Bis April 2018 tourte er also mit seiner ersten Bühneshow durch die Kantone Wallis, Freiburg und Genf, bis es für ihn an der Zeit war, ein neues Programm zu schreiben. «Bereits im Oktober des selben Jahres hat meine zweite Show ‹Point de vue› Premiere gefeiert. Das ging relativ fix. Aber mir war es wichtig, dranzubleiben, auch wenn das ziemlichen Zeitdruck bedeutete. Denn in dieser Branche gerät man sehr schnell in Vergessenheit», weiss Léo Darbellay.

 

In dieser Branche gerät man sehr schnell in Vergessenheit.

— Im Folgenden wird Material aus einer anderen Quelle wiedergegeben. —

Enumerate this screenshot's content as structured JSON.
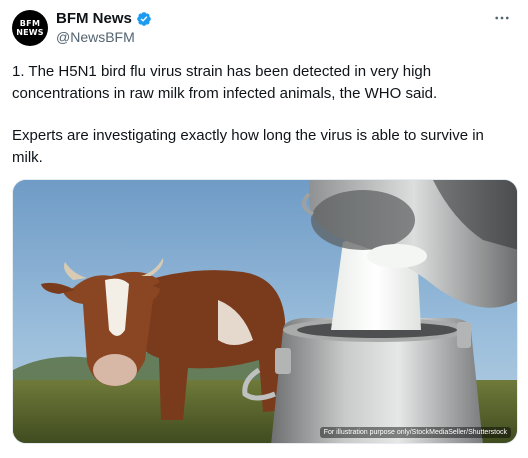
{
  "author": {
    "avatar_line1": "BFM",
    "avatar_line2": "NEWS",
    "display_name": "BFM News",
    "handle": "@NewsBFM",
    "verified_color": "#1d9bf0"
  },
  "tweet": {
    "paragraph1": "1. The H5N1 bird flu virus strain has been detected in very high concentrations in raw milk from infected animals, the WHO said.",
    "paragraph2": "Experts are investigating exactly how long the virus is able to survive in milk."
  },
  "media": {
    "caption": "For illustration purpose only/StockMediaSeller/Shutterstock"
  },
  "icons": {
    "more": "more-horizontal-icon",
    "verified": "verified-badge-icon"
  }
}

Alltagskomik trifft auf zeitgenössische Musik

Im neuen Programm kommen neben mehr Tanzeinlagen auch englischsprachige und jüngere Künstler wie Elvis, Mika oder Stromae vor, denn Léo Darbellay wollte mit seinem Entertainment ein breiteres Publikum ansprechen. Vor allem aber geht es darin um Beobachtungen im Alltag. Auch hier imitiert er, bis auf eine einzige Ausnahme, wieder nur gesungene und keine gesprochenen Stimmen.

 

Mein Humor ist harmlos und niemals böswillig.

 

Die einzige Person, die es in diese Rubrik geschafft hat, ist seine eigene Grossmutter. «Sie ist eine gutmütige, ältere Dame, die noch Patois spricht und mir regelmässig und ungewollt Anekdoten liefert, die ich in meine Auftritte einfliessen lassen kann.» Ein Problem habe diese damit keines. Sein Humor sei ja auch harmlos und niemals böswillig oder unter der Gürtellinie. Dieser Sinn für Humor ist im Übrigen auch abseits der Bühne noch zu spüren, auch wenn sich der 24-Jährige selbst eher als schüchtern und zurückhaltend bezeichnet.

 

 

Die Zusammenarbeit mit Gemeinden ist für uns sehr wertvoll.

 

Ursprünglich war geplant, dass Léo Darbellay am 2. Mai in intimem Rahmen vor 80 Zuschauern im Gemeindesaal Trient auftreten wird, was nun aufgrund der Coronavirus-Pandemie vorerst ins Wasser fällt. Eine solche Zusammenarbeit erachtet er aber auch für künftige Auftritte als ideal. «Im Wallis gibt es viele grosse Theater, im Vergleich zu anderen Kantonen aber praktisch keine kleinen Kabaretts oder Café-Theater. Deshalb ist diese Zusammenarbeit mit Gemeinden für uns sehr wertvoll, da diese oftmals über kleine, aber dennoch genug grosse Säle verfügen.» Der Schritt vom Amateur zum Profi sei nämlich eher schwierig, nur wenige Veranstalter würden das Risiko auf sich nehmen wollen, einem noch eher unbekannten Künstler eine Plattform zu bieten. Deshalb will er die Zusammenarbeit mit Gemeinden auch künftig aufrechterhalten. Denn so trage er nicht nur ein geringeres Risiko, sondern sei auch näher bei den Leuten.